Today, the wilderness areas of Tulare County are known to hikers and mountaineers worldwide, and tens of thousands use and enjoy them each summer.
All of this sounds innocent enough, so why do many local residents find the concept of wilderness so objectionable? Two reasons usually come up.
The first argument is that wilderness limits economic activity, even though over 97% of the land base of the 48 states remains outside the system. The other reason is that wilderness is exclusionary, denying use of the land to those who will not or cannot walk to enjoy it.

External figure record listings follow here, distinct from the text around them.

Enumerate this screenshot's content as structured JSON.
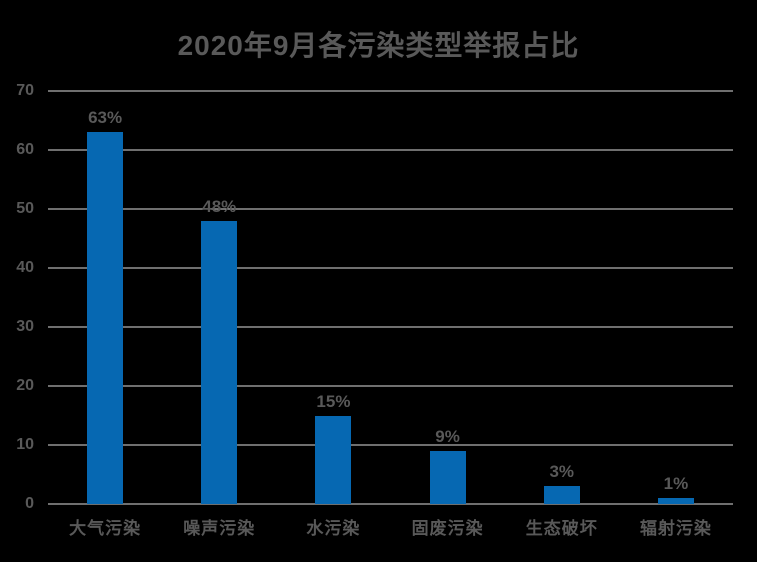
{
  "title": "2020年9月各污染类型举报占比",
  "colors": {
    "background": "#000000",
    "bar": "#0668B2",
    "text": "#595959",
    "gridline": "#DEDEDE"
  },
  "chart_data": {
    "type": "bar",
    "title": "2020年9月各污染类型举报占比",
    "categories": [
      "大气污染",
      "噪声污染",
      "水污染",
      "固废污染",
      "生态破坏",
      "辐射污染"
    ],
    "values": [
      63,
      48,
      15,
      9,
      3,
      1
    ],
    "data_labels": [
      "63%",
      "48%",
      "15%",
      "9%",
      "3%",
      "1%"
    ],
    "xlabel": "",
    "ylabel": "",
    "ylim": [
      0,
      70
    ],
    "y_ticks": [
      0,
      10,
      20,
      30,
      40,
      50,
      60,
      70
    ],
    "grid": "horizontal-only",
    "legend": "none",
    "data_label_suffix": "%"
  }
}
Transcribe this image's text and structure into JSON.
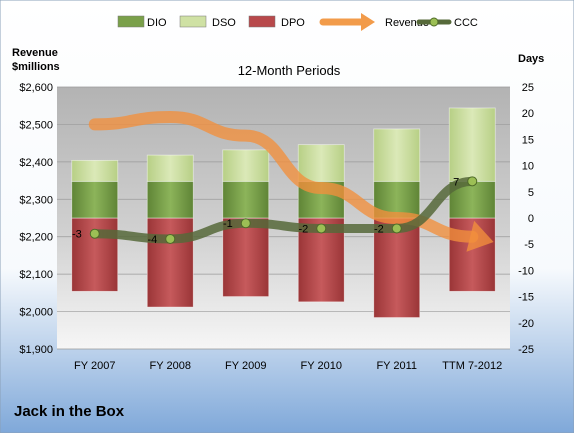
{
  "chart_data": {
    "type": "bar",
    "title": "12-Month Periods",
    "company": "Jack in the Box",
    "left_axis": {
      "label_line1": "Revenue",
      "label_line2": "$millions",
      "ylim": [
        1900,
        2600
      ],
      "ticks": [
        1900,
        2000,
        2100,
        2200,
        2300,
        2400,
        2500,
        2600
      ],
      "tick_labels": [
        "$1,900",
        "$2,000",
        "$2,100",
        "$2,200",
        "$2,300",
        "$2,400",
        "$2,500",
        "$2,600"
      ]
    },
    "right_axis": {
      "label": "Days",
      "ylim": [
        -25,
        25
      ],
      "ticks": [
        -25,
        -20,
        -15,
        -10,
        -5,
        0,
        5,
        10,
        15,
        20,
        25
      ]
    },
    "categories": [
      "FY 2007",
      "FY 2008",
      "FY 2009",
      "FY 2010",
      "FY 2011",
      "TTM 7-2012"
    ],
    "legend": [
      {
        "key": "dio",
        "label": "DIO",
        "kind": "bar",
        "color": "#7aa04a"
      },
      {
        "key": "dso",
        "label": "DSO",
        "kind": "bar",
        "color": "#cfe1a4"
      },
      {
        "key": "dpo",
        "label": "DPO",
        "kind": "bar",
        "color": "#b8494b"
      },
      {
        "key": "revenue",
        "label": "Revenue",
        "kind": "arrow",
        "color": "#f29b4a"
      },
      {
        "key": "ccc",
        "label": "CCC",
        "kind": "line",
        "color": "#56693a"
      }
    ],
    "stacks": {
      "dpo_range": [
        [
          -14,
          0
        ],
        [
          -17,
          0
        ],
        [
          -15,
          0
        ],
        [
          -16,
          0
        ],
        [
          -19,
          0
        ],
        [
          -14,
          0
        ]
      ],
      "dio_range": [
        [
          0,
          7
        ],
        [
          0,
          7
        ],
        [
          0,
          7
        ],
        [
          0,
          7
        ],
        [
          0,
          7
        ],
        [
          0,
          7
        ]
      ],
      "dso_range": [
        [
          7,
          11
        ],
        [
          7,
          12
        ],
        [
          7,
          13
        ],
        [
          7,
          14
        ],
        [
          7,
          17
        ],
        [
          7,
          21
        ]
      ]
    },
    "series": [
      {
        "name": "CCC",
        "values": [
          -3,
          -4,
          -1,
          -2,
          -2,
          7
        ],
        "labels": [
          "-3",
          "-4",
          "-1",
          "-2",
          "-2",
          "7"
        ]
      },
      {
        "name": "Revenue",
        "values": [
          2500,
          2520,
          2470,
          2330,
          2250,
          2200
        ]
      }
    ]
  }
}
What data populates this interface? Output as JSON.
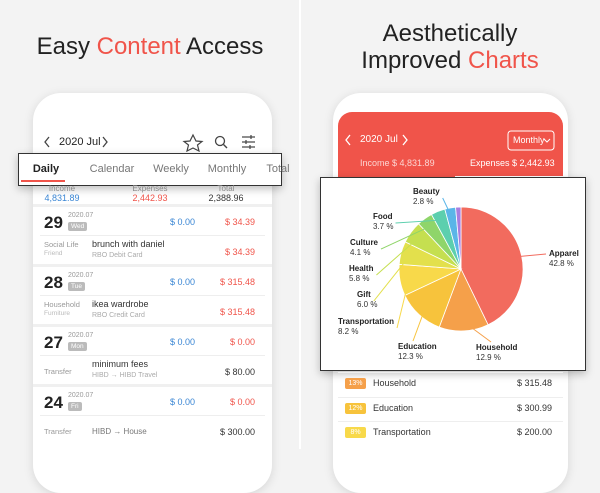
{
  "left_panel": {
    "headline": [
      "Easy ",
      "Content",
      " Access"
    ],
    "month": "2020 Jul",
    "tabs": [
      "Daily",
      "Calendar",
      "Weekly",
      "Monthly",
      "Total"
    ],
    "summary": [
      {
        "label": "Income",
        "value": "4,831.89"
      },
      {
        "label": "Expenses",
        "value": "2,442.93"
      },
      {
        "label": "Total",
        "value": "2,388.96"
      }
    ],
    "days": [
      {
        "day": "29",
        "month": "2020.07",
        "weekday": "Wed",
        "income": "$ 0.00",
        "expense": "$ 34.39",
        "item": {
          "category": "Social Life",
          "subcategory": "Friend",
          "description": "brunch with daniel",
          "account": "RBO Debit Card",
          "amount": "$ 34.39"
        }
      },
      {
        "day": "28",
        "month": "2020.07",
        "weekday": "Tue",
        "income": "$ 0.00",
        "expense": "$ 315.48",
        "item": {
          "category": "Household",
          "subcategory": "Furniture",
          "description": "ikea wardrobe",
          "account": "RBO Credit Card",
          "amount": "$ 315.48"
        }
      },
      {
        "day": "27",
        "month": "2020.07",
        "weekday": "Mon",
        "income": "$ 0.00",
        "expense": "$ 0.00",
        "item": {
          "category": "Transfer",
          "subcategory": null,
          "description": "minimum fees",
          "account": "HIBD → HIBD Travel",
          "amount": "$ 80.00"
        }
      },
      {
        "day": "24",
        "month": "2020.07",
        "weekday": "Fri",
        "income": "$ 0.00",
        "expense": "$ 0.00",
        "item": {
          "category": "Transfer",
          "subcategory": null,
          "description": null,
          "account": "HIBD → House",
          "amount": "$ 300.00"
        }
      }
    ]
  },
  "right_panel": {
    "headline_line1": "Aesthetically",
    "headline_line2": [
      "Improved ",
      "Charts"
    ],
    "month": "2020 Jul",
    "period": "Monthly",
    "income_label": "Income",
    "income": "$ 4,831.89",
    "expenses_label": "Expenses",
    "expenses": "$ 2,442.93",
    "rows": [
      {
        "percent": "13%",
        "name": "Household",
        "amount": "$ 315.48",
        "color": "#f5a04a"
      },
      {
        "percent": "12%",
        "name": "Education",
        "amount": "$ 300.99",
        "color": "#f7c33c"
      },
      {
        "percent": "8%",
        "name": "Transportation",
        "amount": "$ 200.00",
        "color": "#f8d94a"
      }
    ]
  },
  "chart_data": {
    "type": "pie",
    "categories": [
      "Apparel",
      "Household",
      "Education",
      "Transportation",
      "Gift",
      "Health",
      "Culture",
      "Food",
      "Beauty",
      null
    ],
    "values": [
      42.8,
      12.9,
      12.3,
      8.2,
      6.0,
      5.8,
      4.1,
      3.7,
      2.8,
      1.4
    ],
    "value_labels": [
      "42.8 %",
      "12.9 %",
      "12.3 %",
      "8.2 %",
      "6.0 %",
      "5.8 %",
      "4.1 %",
      "3.7 %",
      "2.8 %",
      null
    ],
    "colors": [
      "#f26b5e",
      "#f5a04a",
      "#f7c33c",
      "#f8d94a",
      "#e3e04c",
      "#c5df50",
      "#8fd56a",
      "#5ccfae",
      "#5ab5e8",
      "#a77de0"
    ]
  }
}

It will not surprise readers of this column that I don’t find either of these arguments particularly compelling. Are we really so desperate economically that we cannot afford to set aside less than 3% of the acreage contained within the forty-eight states for something other than commerce? I doubt it, especially when you consider that most of the land involved is either desert or high mountain country.
And is wilderness “exclusionary?” Well yes, in a certain way, it is. Wilderness is closed to machines like 4×4 trucks, ATVs, motorized trail bikes, and even bicycles. But so are most churches, schools, city parks, and shopping centers, and we don’t seem to think that these are unreasonable closures.
At its heart, wilderness is a form of respect for the beautiful planet we inhabit. Wilderness allows us to enjoy nature on its terms rather than our own. It is, if you think this way, a recognition of God’s handiwork.
Personally, I’ll be toasting the 50th anniversary of the Wilderness Act this coming Wednesday. I hope that you’ll join me.